The cohabitation context allows (but does not require) the court to infer a common intention that there would be no liability to account in respect of the period of co-habitation.

On the face of it, Ms Begum was subject to the rights of the mortgagee under the mortgage to which she was a party but not the rights of her brother-in-law’s mortgagee. However, the later mortgagee was subrogated to the rights of the earlier mortgagee to the extent of the amount outstanding under the earlier mortgage at the date of its redemption ([119]).

Michael Lower

When is one co-owner who collected rent liable to account to the other?

November 24, 2011

Where one co-owner collects rents the mere fact of being co-owners does not give rise to a liability to account to the other co-owner(s). A liability to account to the other for the latter’s share arises where the former is the agent or bailiff of the latter.

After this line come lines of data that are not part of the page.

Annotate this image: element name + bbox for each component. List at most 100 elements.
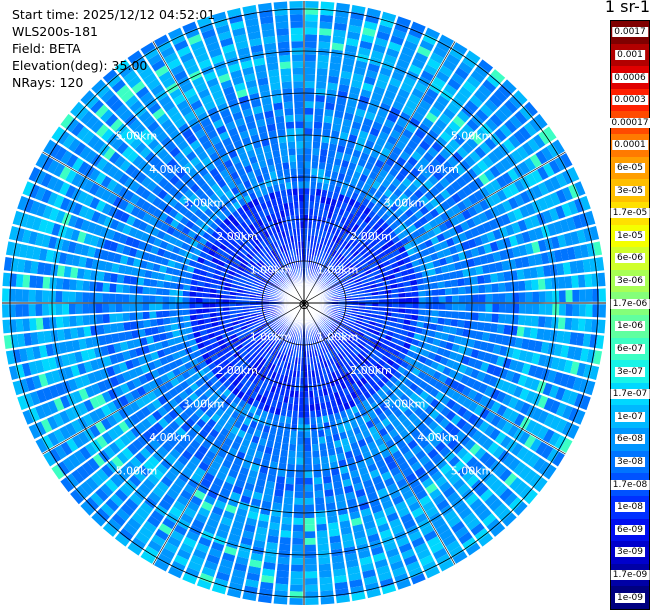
ray-gate (407, 455, 418, 467)
ray-gate (411, 444, 422, 455)
ray-gate (444, 451, 456, 463)
ray-gate (418, 411, 429, 422)
ray-gate (319, 325, 325, 332)
ray-gate (166, 488, 179, 500)
ray-gate (124, 265, 133, 275)
ray-gate (364, 382, 372, 391)
ray-gate (204, 495, 216, 506)
ray-gate (317, 429, 325, 438)
ray-gate (410, 21, 426, 33)
ray-gate (283, 94, 293, 103)
ray-gate (418, 355, 428, 364)
ray-gate (412, 483, 425, 495)
ray-gate (180, 173, 191, 184)
ray-gate (268, 251, 274, 259)
ray-gate (232, 387, 240, 396)
ray-gate (331, 42, 344, 51)
ray-gate (322, 260, 328, 268)
ray-gate (276, 239, 282, 247)
ray-gate (557, 317, 566, 330)
ray-gate (258, 339, 266, 347)
ray-gate (448, 138, 461, 151)
ray-gate (469, 150, 481, 163)
ray-gate (325, 401, 332, 409)
ray-gate (23, 393, 35, 408)
ray-gate (482, 513, 497, 527)
ray-gate (160, 373, 170, 384)
ray-gate (364, 373, 372, 382)
ray-gate (22, 289, 29, 302)
ray-gate (222, 459, 233, 469)
ray-gate (80, 219, 91, 232)
ray-gate (80, 244, 90, 256)
ray-gate (305, 564, 317, 572)
ray-gate (555, 402, 567, 417)
ray-gate (412, 178, 423, 189)
ray-gate (120, 128, 133, 141)
ray-gate (191, 472, 203, 484)
ray-gate (396, 478, 408, 489)
ray-gate (285, 281, 291, 288)
ray-gate (245, 320, 253, 325)
ray-gate (334, 185, 342, 194)
ray-gate (182, 128, 194, 140)
ray-gate (304, 214, 309, 222)
ray-gate (186, 151, 197, 162)
ray-gate (368, 210, 376, 219)
ray-gate (360, 89, 372, 99)
ray-gate (15, 364, 25, 379)
ray-gate (248, 374, 256, 383)
ray-gate (2, 288, 9, 302)
ray-gate (352, 149, 362, 159)
ray-gate (241, 259, 249, 266)
ray-gate (273, 156, 282, 165)
ray-gate (304, 181, 310, 189)
ray-gate (378, 571, 393, 582)
ray-gate (427, 129, 439, 141)
ray-gate (149, 303, 156, 311)
ray-gate (349, 247, 357, 255)
ray-gate (430, 158, 442, 170)
ray-gate (87, 372, 97, 384)
ray-gate (195, 52, 210, 64)
ray-gate (152, 486, 165, 499)
ray-gate (428, 175, 439, 186)
ray-gate (351, 328, 359, 334)
ray-gate (523, 327, 532, 338)
ray-gate (152, 263, 161, 272)
ray-gate (282, 275, 288, 282)
ray-gate (392, 146, 403, 156)
ray-gate (242, 66, 255, 76)
ray-gate (283, 361, 288, 369)
ray-gate (132, 377, 142, 388)
ray-gate (321, 354, 326, 362)
ray-gate (74, 243, 84, 255)
ray-gate (453, 133, 465, 146)
ray-gate (310, 188, 316, 196)
ray-gate (394, 398, 404, 408)
ray-gate (125, 94, 139, 108)
ray-gate (291, 376, 296, 384)
ray-gate (178, 157, 190, 168)
ray-gate (408, 501, 421, 513)
ray-gate (566, 346, 576, 360)
ray-gate (311, 161, 319, 169)
ray-gate (162, 303, 170, 310)
ray-gate (304, 67, 316, 75)
ray-gate (314, 396, 320, 404)
ray-gate (391, 71, 405, 82)
ray-gate (272, 265, 278, 273)
ray-gate (304, 364, 308, 372)
ray-gate (454, 526, 469, 539)
ray-gate (309, 404, 315, 412)
ray-gate (262, 568, 275, 577)
ray-gate (317, 61, 329, 69)
ray-gate (71, 255, 81, 267)
ray-gate (357, 256, 365, 263)
ray-gate (294, 390, 299, 398)
ray-gate (439, 559, 454, 572)
ray-gate (271, 290, 278, 295)
ray-gate (385, 173, 395, 183)
ray-gate (268, 130, 277, 139)
ray-gate (194, 198, 204, 208)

It can also arise in partition actions (or actions that are equivalent), administration actions, in other cases where there is a fund in court, where the court makes an order for sale as an alternative to partition or where one party claims an interest under a resulting or constructive trust and the court is asked to quantify that interest (paras. 103 – 105).

Where one co-owner collects the other’s share of rent, it is possible to imply an agency. It is also possible (depending on the context) that this agent holds the rents collected on a ‘real’ constructive trust so that there is no limitation period in respect of the claim by the agent for the rents received (see Limitation Ordinance, s. 20).

In Chen Yu Tsui v Tong Kui Kwong ([2005] HKEC 1679, CA) property was held by two brothers as tenants in common in equal shares. One brother (the defendant) collected all the rents and after a time stopped accounting to the other (the plaintiff’s deceased husband) for his share of the rents. The plaintiff brought an action to recover the rents. It was held that there was a duty to account in this case  since the defendant had impliedly acted as his brother’s agent (paras. 111 – 112). The action was not time-barred. This was a ‘real’ constructive trust to which section 20(1) of the Limitation ordinance applied (para. 123).

Michael Lower

Beneficiary seeking order for sale / account in an interlocutory application

November 9, 2011

In Lam Sik Shi v Lam Sik Ying ([2008] HKEC 1048) P was the beneficiary under a trust of his late father’s estate. D1, his half-brother, was the trustee. D2 was a company which had bought property forming part of the trust estate. P alleged that the sale was at an undervalue and he sought a declaration that the sale was void or voidable. He sought to have D2 account as constructive trustee. A lis pendens had been registered. In an interlocutory hearing, P sought an order for sale with the proceeds to be paid into court pending the final hearing or, alternatively, the appointment of a receiver. The court refused to make either order. P’s position was adequately protected by the registration of the lis pendens.